If all the above sounds confusing, cluttered and comes across as pieces of a unfinished jigsaw with too many pieces to pierce together that is how the play itself comes across. We haven’t even covered the ending which involves Whatsername leaving Johnny, who then kills off ‘St. Jimmy’ and ending up in a job he hates. Oh then there’s Will – remember him? Well he had a baby with his girlfriend Heather earlier on yet annoyed at his laddish behaviour she dumps him so after becoming a mother although turns up later showing off her new squeeze. Will enraged by his replacement goes to the 7-Eleven store where he meets Johnny who has just sold his guitar to buy his ticket home.
Hang on, how about Tunny? He’s now an amputee and returns home with the nurse who is referred to the Extraordinary Girl, which now annoys Johnny and...Well ten or five minutes later they all pick up guitars and sing ‘Time of Your Life.’
As well as the jumbled plot American Idiot suffers by having three core cast members who aren’t members of Green Day yet bear too much resemblance to them. It isn’t until further into the first half until you become acquainted to their individuality.
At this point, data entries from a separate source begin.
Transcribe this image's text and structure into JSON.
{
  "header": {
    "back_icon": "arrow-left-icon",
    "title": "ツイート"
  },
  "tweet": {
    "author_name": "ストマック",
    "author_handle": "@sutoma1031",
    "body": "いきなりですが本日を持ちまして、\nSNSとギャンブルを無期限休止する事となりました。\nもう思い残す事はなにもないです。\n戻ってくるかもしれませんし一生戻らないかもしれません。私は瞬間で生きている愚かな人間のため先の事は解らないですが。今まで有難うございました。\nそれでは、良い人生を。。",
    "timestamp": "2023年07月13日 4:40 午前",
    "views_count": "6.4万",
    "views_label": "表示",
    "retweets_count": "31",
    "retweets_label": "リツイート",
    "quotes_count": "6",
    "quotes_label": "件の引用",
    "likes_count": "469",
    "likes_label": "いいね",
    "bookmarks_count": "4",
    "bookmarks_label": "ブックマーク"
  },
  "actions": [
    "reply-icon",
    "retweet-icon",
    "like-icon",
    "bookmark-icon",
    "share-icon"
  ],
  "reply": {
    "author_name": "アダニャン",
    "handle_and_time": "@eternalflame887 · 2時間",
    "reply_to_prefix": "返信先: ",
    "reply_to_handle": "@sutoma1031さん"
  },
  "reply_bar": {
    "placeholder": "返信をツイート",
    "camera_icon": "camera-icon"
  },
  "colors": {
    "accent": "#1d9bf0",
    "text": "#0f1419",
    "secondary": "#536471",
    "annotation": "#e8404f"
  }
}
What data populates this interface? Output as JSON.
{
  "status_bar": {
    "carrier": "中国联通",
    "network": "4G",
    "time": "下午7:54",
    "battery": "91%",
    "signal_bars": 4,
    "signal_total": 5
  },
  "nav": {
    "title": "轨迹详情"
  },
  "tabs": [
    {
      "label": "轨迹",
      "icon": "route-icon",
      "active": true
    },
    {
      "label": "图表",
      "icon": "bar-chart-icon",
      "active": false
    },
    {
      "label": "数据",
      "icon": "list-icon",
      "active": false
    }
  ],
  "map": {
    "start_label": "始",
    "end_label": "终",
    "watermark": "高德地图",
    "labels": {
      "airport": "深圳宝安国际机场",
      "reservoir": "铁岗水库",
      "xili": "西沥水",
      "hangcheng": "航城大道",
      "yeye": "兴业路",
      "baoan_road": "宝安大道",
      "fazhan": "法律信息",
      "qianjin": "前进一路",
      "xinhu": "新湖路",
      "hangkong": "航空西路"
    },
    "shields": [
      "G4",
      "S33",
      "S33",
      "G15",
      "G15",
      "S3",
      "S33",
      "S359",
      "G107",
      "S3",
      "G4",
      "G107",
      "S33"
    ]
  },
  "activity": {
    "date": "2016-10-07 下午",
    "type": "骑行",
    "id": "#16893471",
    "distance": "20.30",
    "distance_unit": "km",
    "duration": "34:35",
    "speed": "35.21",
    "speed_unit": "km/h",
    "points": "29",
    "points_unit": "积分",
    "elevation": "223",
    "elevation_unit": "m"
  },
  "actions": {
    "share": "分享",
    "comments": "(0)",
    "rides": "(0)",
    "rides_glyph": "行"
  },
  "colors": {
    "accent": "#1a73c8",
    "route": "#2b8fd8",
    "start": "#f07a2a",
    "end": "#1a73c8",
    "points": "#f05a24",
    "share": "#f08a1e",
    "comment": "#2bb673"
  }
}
The story is hard to follow on stage although some support comes from Johnny giving us random diary entries such as his first time he took drugs, deciding if his girl was just a form of lust or something more and remembering the time his mother told him he would amount to nothing; Where American Idiot scores is how the series of most the scenes, such as your first love, spending time with your mates soundtrack the time when Green Day albums were actually the soundtrack to your youthful years.
American Idiot tries to be too clever in parts and sadly doesn’t reach the potential it buries beneath its compact and often lost storyline.